Reputation: 5040
In a keras example on LSTM for modeling IMDB sequence data (https://github.com/fchollet/keras/blob/master/examples/imdb_lstm.py), there is an embedding layer before input into a LSTM layer:
model.add(Embedding(max_features,128)) #max_features=20000
model.add(LSTM(128))
What does the embedding layer really do? In this case, does that mean the length of the input sequence into the LSTM layer is 128? If so, can I write the LSTM layer as:
model.add(LSTM(128,input_shape=(128,1))
But it is also noted the input X_train
has subjected to pad_sequences
processing:
print('Pad sequences (samples x time)')
X_train = sequence.pad_sequences(X_train, maxlen=maxlen) #maxlen=80
X_test = sequence.pad_sequences(X_test, maxlen=maxlen) #maxlen=80
It seems the input sequence length is 80?
Upvotes: 6
Views: 14346
Reputation: 20969
Turns positive integers (indexes) into dense vectors of fixed size. eg. [[4], [20]] -> [[0.25, 0.1], [0.6, -0.2]]
Basically this transforms indexes (that represent which words your IMDB review contained) to a vector with the given size (in your case 128).
If you don't know what embeddings are in general, here is the wikipedia definition:
Word embedding is the collective name for a set of language modeling and feature learning techniques in natural language processing (NLP) where words or phrases from the vocabulary are mapped to vectors of real numbers in a low-dimensional space relative to the vocabulary size ("continuous space").
Coming back to the other question you've asked:
In this case, does that means the length of the input sequence into the LSTM layer is 128?

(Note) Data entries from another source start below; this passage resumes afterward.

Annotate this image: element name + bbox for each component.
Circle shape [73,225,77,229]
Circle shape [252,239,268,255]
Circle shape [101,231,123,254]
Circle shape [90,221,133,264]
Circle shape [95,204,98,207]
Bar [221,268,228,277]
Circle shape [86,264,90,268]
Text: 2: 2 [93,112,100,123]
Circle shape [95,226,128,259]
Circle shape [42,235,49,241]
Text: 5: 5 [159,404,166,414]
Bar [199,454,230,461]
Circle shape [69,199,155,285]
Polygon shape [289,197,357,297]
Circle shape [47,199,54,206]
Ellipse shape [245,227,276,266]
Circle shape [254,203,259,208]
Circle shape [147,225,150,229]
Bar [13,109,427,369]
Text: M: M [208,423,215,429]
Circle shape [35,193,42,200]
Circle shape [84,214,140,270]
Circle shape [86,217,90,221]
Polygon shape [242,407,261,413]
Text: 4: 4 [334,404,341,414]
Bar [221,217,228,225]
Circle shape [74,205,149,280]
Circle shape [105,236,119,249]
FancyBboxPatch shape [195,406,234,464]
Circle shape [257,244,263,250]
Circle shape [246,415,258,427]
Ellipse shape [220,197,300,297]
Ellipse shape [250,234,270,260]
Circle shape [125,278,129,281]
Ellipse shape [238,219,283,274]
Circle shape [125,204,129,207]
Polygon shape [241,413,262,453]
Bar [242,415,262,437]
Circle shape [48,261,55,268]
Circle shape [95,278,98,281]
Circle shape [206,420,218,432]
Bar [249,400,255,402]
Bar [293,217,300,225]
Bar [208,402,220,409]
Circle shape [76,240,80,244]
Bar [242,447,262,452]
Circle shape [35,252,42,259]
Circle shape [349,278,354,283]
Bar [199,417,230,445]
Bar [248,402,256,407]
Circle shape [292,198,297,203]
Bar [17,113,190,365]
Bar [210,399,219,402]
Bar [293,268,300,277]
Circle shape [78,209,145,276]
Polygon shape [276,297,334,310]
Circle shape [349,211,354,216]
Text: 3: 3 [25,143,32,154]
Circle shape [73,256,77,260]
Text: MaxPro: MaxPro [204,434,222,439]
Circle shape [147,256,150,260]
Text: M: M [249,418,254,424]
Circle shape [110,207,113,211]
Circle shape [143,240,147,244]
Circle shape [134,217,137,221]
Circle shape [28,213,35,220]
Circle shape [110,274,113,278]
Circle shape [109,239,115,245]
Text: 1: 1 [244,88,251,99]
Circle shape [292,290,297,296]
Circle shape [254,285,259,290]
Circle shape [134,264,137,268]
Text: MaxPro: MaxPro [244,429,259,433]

not quite. For recurrent nets you'll have a time dimension and a feature dimension. 128 is your feature dimension, as in how many dimensions each embedding vector should have. The time dimension in your example is what is stored in maxlen
, which is used to generate the training sequences.
Whatever you supply as 128 to the LSTM layer is the actual number of output units of the LSTM.
Upvotes: 4